Dentons US LLP

07/15/2024 | News release | Distributed by Public on 07/15/2024 12:32

California Court of Appeal Tells Arbitration Agreement Drafting Parties: Put Your Money Where Your Mouth Is

July 15, 2024

In Keeton v. Tesla, Inc., No. A166690, 2024 WL 3175244, at *1 (Cal. Ct. App. June 26, 2024), the California Court of Appeal, First District, Division 1, recently held that a party may terminate an employment or consumer arbitration pursuant to California Code of Civil Procedure section 1281.98 ("Section 1281.98")1 if the party drafting the arbitration agreement fails to pay certain arbitration fees within 30 days of when payment is due.

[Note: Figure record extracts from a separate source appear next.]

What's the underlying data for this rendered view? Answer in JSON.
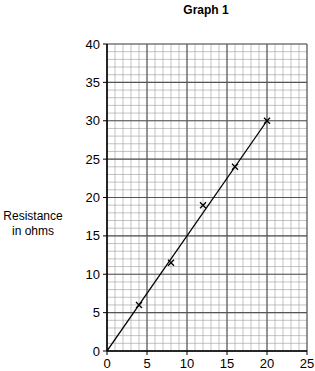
{
  "chart_data": {
    "type": "scatter",
    "title": "Graph 1",
    "ylabel": "Resistance in ohms",
    "series": [
      {
        "type": "scatter",
        "marker": "x",
        "color": "#000000",
        "x": [
          4,
          8,
          12,
          16,
          20
        ],
        "values": [
          6,
          11.5,
          19,
          24,
          30
        ]
      },
      {
        "type": "line",
        "line_style": "solid",
        "color": "#000000",
        "x": [
          0,
          20
        ],
        "values": [
          0,
          30
        ]
      }
    ],
    "xlim": [
      0,
      25
    ],
    "xticks": [
      0,
      5,
      10,
      15,
      20,
      25
    ],
    "ylim": [
      0,
      40
    ],
    "yticks": [
      0,
      5,
      10,
      15,
      20,
      25,
      30,
      35,
      40
    ],
    "grid": true
  }
}
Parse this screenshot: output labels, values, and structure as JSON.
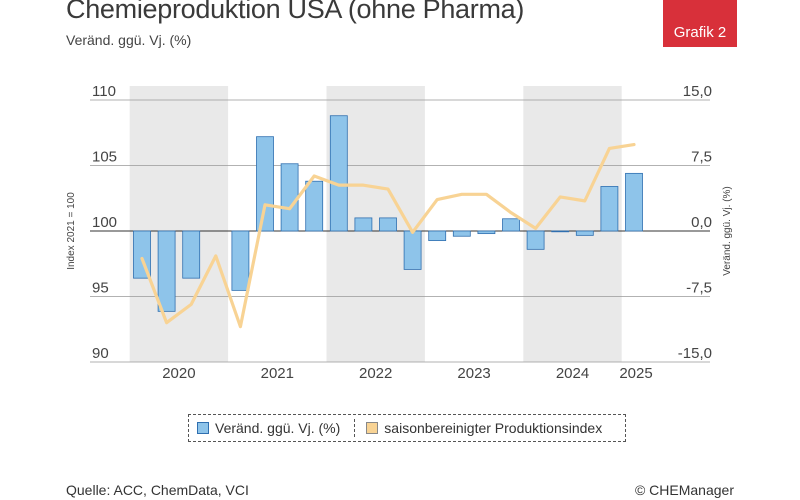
{
  "header": {
    "title": "Chemieproduktion USA (ohne Pharma)",
    "subtitle": "Veränd. ggü. Vj. (%)",
    "badge": "Grafik 2"
  },
  "footer": {
    "source": "Quelle: ACC, ChemData, VCI",
    "copyright": "© CHEManager"
  },
  "colors": {
    "bar_fill": "#8ec4ea",
    "bar_stroke": "#2f6fb0",
    "line": "#f8d394",
    "band": "#e9e9e9",
    "badge": "#d8303a"
  },
  "chart_data": {
    "type": "bar",
    "bar_series_name": "Veränd. ggü. Vj. (%)",
    "line_series_name": "saisonbereinigter Produktionsindex",
    "left_axis": {
      "label": "Index 2021 = 100",
      "min": 90,
      "max": 110,
      "ticks": [
        "110",
        "105",
        "100",
        "95",
        "90"
      ],
      "tick_values": [
        110,
        105,
        100,
        95,
        90
      ]
    },
    "right_axis": {
      "label": "Veränd. ggü. Vj. (%)",
      "min": -15,
      "max": 15,
      "ticks": [
        "15,0",
        "7,5",
        "0,0",
        "-7,5",
        "-15,0"
      ],
      "tick_values": [
        15,
        7.5,
        0,
        -7.5,
        -15
      ]
    },
    "x_labels": [
      "2020",
      "2021",
      "2022",
      "2023",
      "2024",
      "2025"
    ],
    "shaded_years": [
      "2020",
      "2022",
      "2024"
    ],
    "quarters": [
      "2020 Q1",
      "2020 Q2",
      "2020 Q3",
      "2020 Q4",
      "2021 Q1",
      "2021 Q2",
      "2021 Q3",
      "2021 Q4",
      "2022 Q1",
      "2022 Q2",
      "2022 Q3",
      "2022 Q4",
      "2023 Q1",
      "2023 Q2",
      "2023 Q3",
      "2023 Q4",
      "2024 Q1",
      "2024 Q2",
      "2024 Q3",
      "2024 Q4",
      "2025 Q1"
    ],
    "bar_values": [
      -5.4,
      -9.2,
      -5.4,
      null,
      -6.8,
      10.8,
      7.7,
      5.7,
      13.2,
      1.5,
      1.5,
      -4.4,
      -1.1,
      -0.6,
      -0.3,
      1.4,
      -2.1,
      0,
      -0.5,
      5.1,
      6.6
    ],
    "line_values": [
      97.9,
      93.0,
      94.4,
      98.1,
      92.7,
      102.0,
      101.7,
      104.2,
      103.5,
      103.5,
      103.2,
      99.9,
      102.4,
      102.8,
      102.8,
      101.4,
      100.2,
      102.6,
      102.3,
      106.3,
      106.6
    ]
  },
  "legend": {
    "bar_label": "Veränd. ggü. Vj. (%)",
    "line_label": "saisonbereinigter Produktionsindex"
  }
}
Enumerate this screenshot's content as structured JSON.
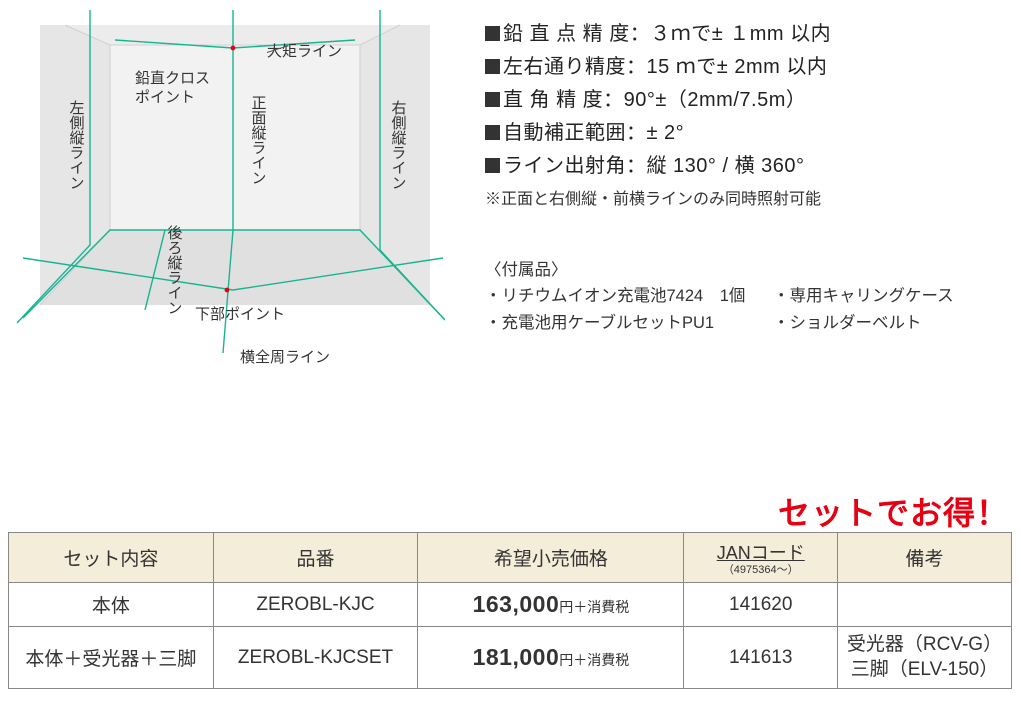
{
  "diagram": {
    "background_fill": "#e9e9e9",
    "line_color": "#17b58f",
    "line_width": 1.4,
    "dot_color": "#e60012",
    "labels": {
      "ogane": "大矩ライン",
      "cross": "鉛直クロス\nポイント",
      "front_v": "正面縦ライン",
      "left_v": "左側縦ライン",
      "right_v": "右側縦ライン",
      "back_v": "後ろ縦ライン",
      "bottom_pt": "下部ポイント",
      "horiz": "横全周ライン"
    }
  },
  "specs": [
    {
      "label": "鉛 直 点 精 度",
      "value": "３ｍで± １mm 以内"
    },
    {
      "label": "左右通り精度",
      "value": "15 ｍで± 2mm 以内"
    },
    {
      "label": "直 角 精 度",
      "value": "90°±（2mm/7.5m）"
    },
    {
      "label": "自動補正範囲",
      "value": "± 2°"
    },
    {
      "label": "ライン出射角",
      "value": "縦 130° / 横 360°"
    }
  ],
  "spec_note": "※正面と右側縦・前横ラインのみ同時照射可能",
  "accessories": {
    "heading": "〈付属品〉",
    "items": [
      "・リチウムイオン充電池7424　1個",
      "・専用キャリングケース",
      "・充電池用ケーブルセットPU1",
      "・ショルダーベルト"
    ]
  },
  "promo_text": "セットでお得！",
  "promo_color": "#e60012",
  "table": {
    "header_bg": "#f3edd9",
    "border_color": "#888888",
    "columns": [
      {
        "key": "set",
        "label": "セット内容"
      },
      {
        "key": "model",
        "label": "品番"
      },
      {
        "key": "price",
        "label": "希望小売価格"
      },
      {
        "key": "jan",
        "label_main": "JANコード",
        "label_sub": "（4975364～）"
      },
      {
        "key": "notes",
        "label": "備考"
      }
    ],
    "rows": [
      {
        "set": "本体",
        "model": "ZEROBL-KJC",
        "price_main": "163,000",
        "price_unit": "円＋消費税",
        "jan": "141620",
        "notes": ""
      },
      {
        "set": "本体＋受光器＋三脚",
        "model": "ZEROBL-KJCSET",
        "price_main": "181,000",
        "price_unit": "円＋消費税",
        "jan": "141613",
        "notes": "受光器（RCV-G）\n三脚（ELV-150）"
      }
    ]
  }
}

Keeton involved an employment arbitration for alleged discrimination, harassment, and retaliation. After filing a complaint in court, the employee stipulated to stay the action and submit her claims to JAMS arbitration as required in the arbitration agreement in her employment agreement. The employee filed a demand for arbitration and JAMS appointed an arbitrator and issued an invoice for a deposit for all pre-hearing work, stating that payment was due upon receipt. The employer paid the invoice thirty-three days from the date of the initial invoice.

The employee moved to vacate the trial court's arbitration order and to lift the stay of litigation on the grounds that the employer failed to pay the arbitration fee deposit within thirty days as required by Section 1281.98. The trial court granted her motion, finding the employer materially breached the arbitration agreement, and therefore, under Section 1281.98, the employee was entitled to terminate arbitration and proceed with her claim in court. The court also imposed a $1,000 sanction on the employer.

The court of appeal affirmed. The court found that the California Arbitration Act ("CAA") applied to the arbitration agreement, and therefore, Section 1281.98 applied. Notably, the court found that the CAA applied to the arbitration agreement "by default" because the issue was raised in California state court, even though the agreement was silent as to whether the CAA governed, and despite the fact that the employer contended (and the employee did not challenge) that the Federal Arbitration Act ("FAA") applied to the arbitration agreement.

The court then held that the FAA did not preempt Section 1281.98 because arbitration-specific state procedural rules are not preempted where the parties agreed to arbitrate by those rules and the rules are consistent with the FAA's objectives (the efficient and speedy resolution of claims). The court likened Section 1281.98 to a statute of limitations and found that application of Section 1281.98 would further, rather than undermine, the FAA's objectives, because it forces the employer to keep the arbitration ball moving forward towards resolution and prevents delay caused by late-payment.

The court's approach in Keeton is far from settled law. As the Keeton court recognized, at least one federal district court and the California Court of Appeal, Second District, examined a similar statute (California Code of Civil Procedure section 1281.97, which requires payment of fees to initiate arbitration be paid within 30 days) and found FAA preemption.2 However, the court in Keeton disagreed with the analysis by those courts, and also distinguished them factually because the parties in those cases had expressly incorporated the FAA into their arbitration agreement (whereas the court held that the agreement in Keeton effectively incorporated the CAA despite being silent on the issue).

There are three key takeaways for parties seeking to enforce arbitration agreements with employees and consumers:

  • To avoid application of Section 1281.97 and 1281.98, expressly incorporate the FAA into the arbitration agreement;
  • A California court will likely find that the CAA-or at least its procedural rules-applies to the arbitration if your arbitration agreement does not expressly incorporate the FAA; and
  • When in doubt, pay all arbitration fees upon receipt and by not later than 30 days after receiving the initial invoice.

For more information or assistance with California employment or consumer arbitration agreements, contact your Dentons team or the authors.

  1. Section 1281.98 provides in relevant part:

    In an employment or consumer arbitration that requires, either expressly or through application of state or federal law or the rules of the arbitration provider, that the drafting party pay certain fees and costs during the pendency of an arbitration proceeding, if the fees or costs required to continue the arbitration proceeding are not paid within 30 days after the due date, the drafting party is in material breach of the arbitration agreement, is in default of the arbitration, and waives its right to compel the employee or consumer to proceed with that arbitration as a result of the material breach.

    * * *

    If the drafting party materially breaches the arbitration agreement and is in default under subdivision (a), the employee or consumer may unilaterally elect to... [w]ithdraw the claim from arbitration and proceed in a court of appropriate jurisdiction… or … continue the arbitration.

    Cal. Code Civ. Proc. § 1281.98, subd. (a)(1), (b).

  2. Belyea v. GreenSky, Inc., 637 F. Supp. 3d 745, 756 (N.D. Cal. 2022); Hernandez v. Sohnen Enterprises, Inc., 321 Cal. Rptr. 3d 283, 290 (Cal. Ct. App. 2024).